2. **Continue on HPC**, once we have access to the big computer in Bremen. The
tools in the background would be slightly different, but for the users it
would be exact same: "I log in, I request resources, I work".
The two strategies have many similarities, and are worth discussing.
Since we have no HPC yet (and received 15K from google), I'd like to follow-up
on the cloud idea a little more.
Detailed roadmap
----------------
**Scaling**. This is relatively independent of cloud or HPC and should be done
anyway.
- **refactor the multiprocessing workflow of OGGM to use dask**. Once OGGM can
run in the dask ecosystem, we will have access to all the nice tools that
come with it, such as the task scheduler, the jupyterlab extension, and
(most importantly) dask.distributed for automated scaling on both HPC and
cloud/kubernetes.
- **build our docker images from pangeo-base instead**. This will come with
dask pre-installed and allow a typical `pip install` workflow, i.e. we
can build upon our dockerfiles.
- **make hub.oggm.org point to these new images**
**Data management and I/O**. This is the hardest part and the one which
will be most different whether we use cloud or HPC resources.
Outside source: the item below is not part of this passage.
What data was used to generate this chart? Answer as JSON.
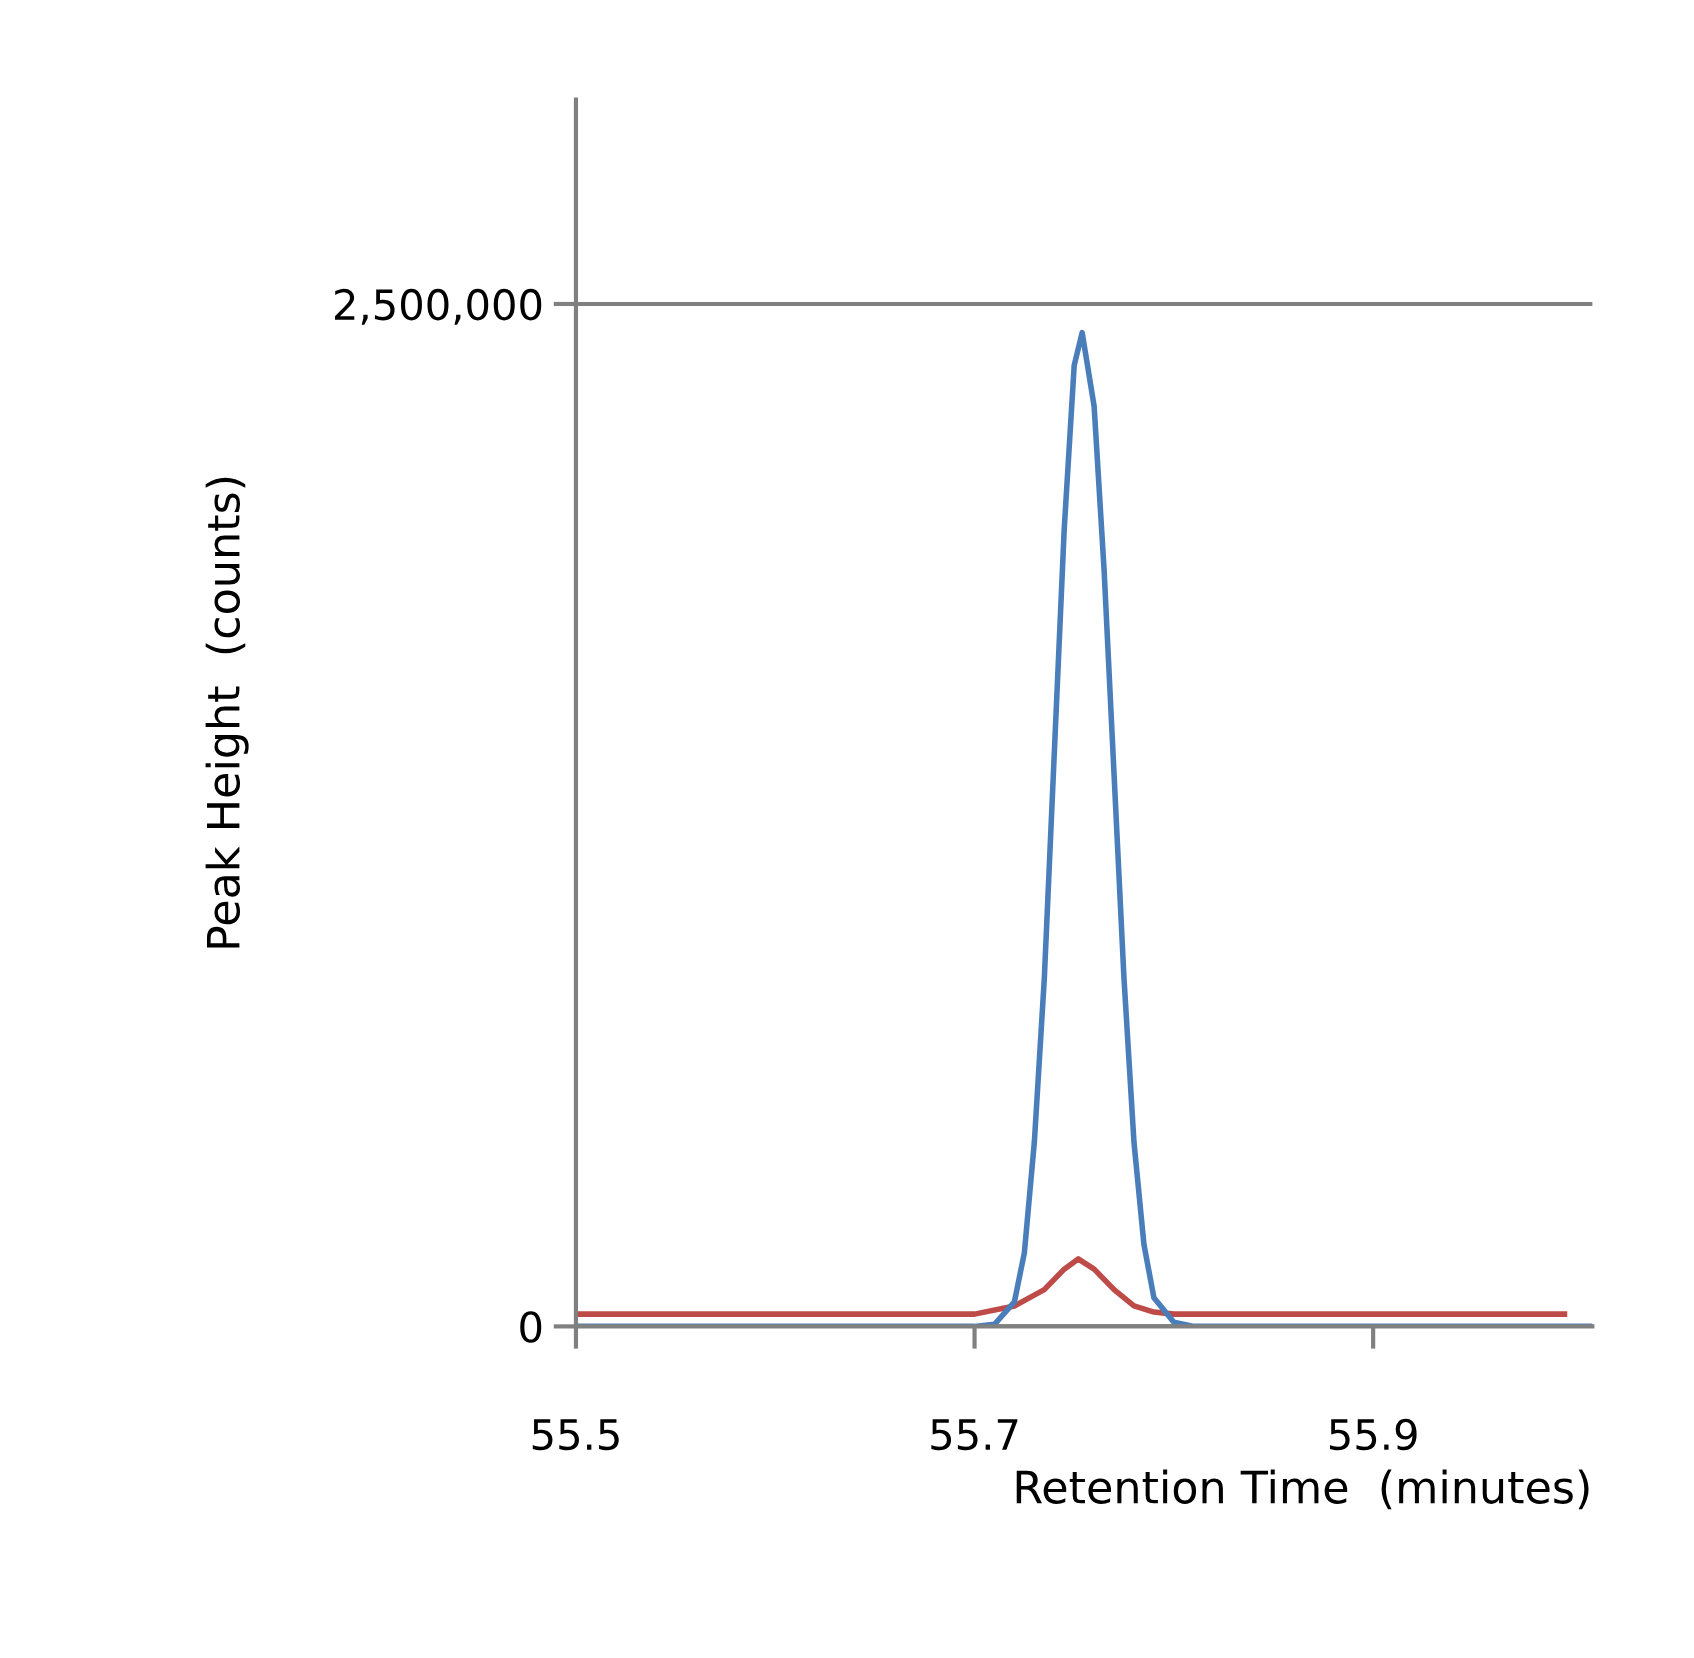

- **Input on cloud**: we need to put the input data on a read-only bucket. In a
first step, we will make only pre-processed directories available. Ideally,
OGGM will be able to start from and extract from bucket without downloading
the data locally, i.e. the buckets look like a mounted disk and OGGM can
read from them. The performance aspect is going to be interesting.
- **Output on cloud**: probably the biggest issue on cloud, not easy to solve.
Disk space is quite expensive and users can easily generate huge amounts
of data with OGGM (we are not really optimizing for data volume currently).
I.e. we would have to provide tools to reduce the output data amount, force
the users to store their data elsewhere, etc. All that is not really
attractive currently.
- **Input/output on HPC**: I imagine something not so different from what we
have on HPC already.
**User environment**. Some things which are nice to have.
- make it possible to install OGGM via pip in JupyterHub. This is already
possible but only temporarily - i.e. install is lost at next login.
It would be great so that people can use their own development versions to
do runs.
- make a better splash screen for hub.oggm.org (see how pangeo is doing it or
use the pangeo one)
- documentation: use cases, examples, etc.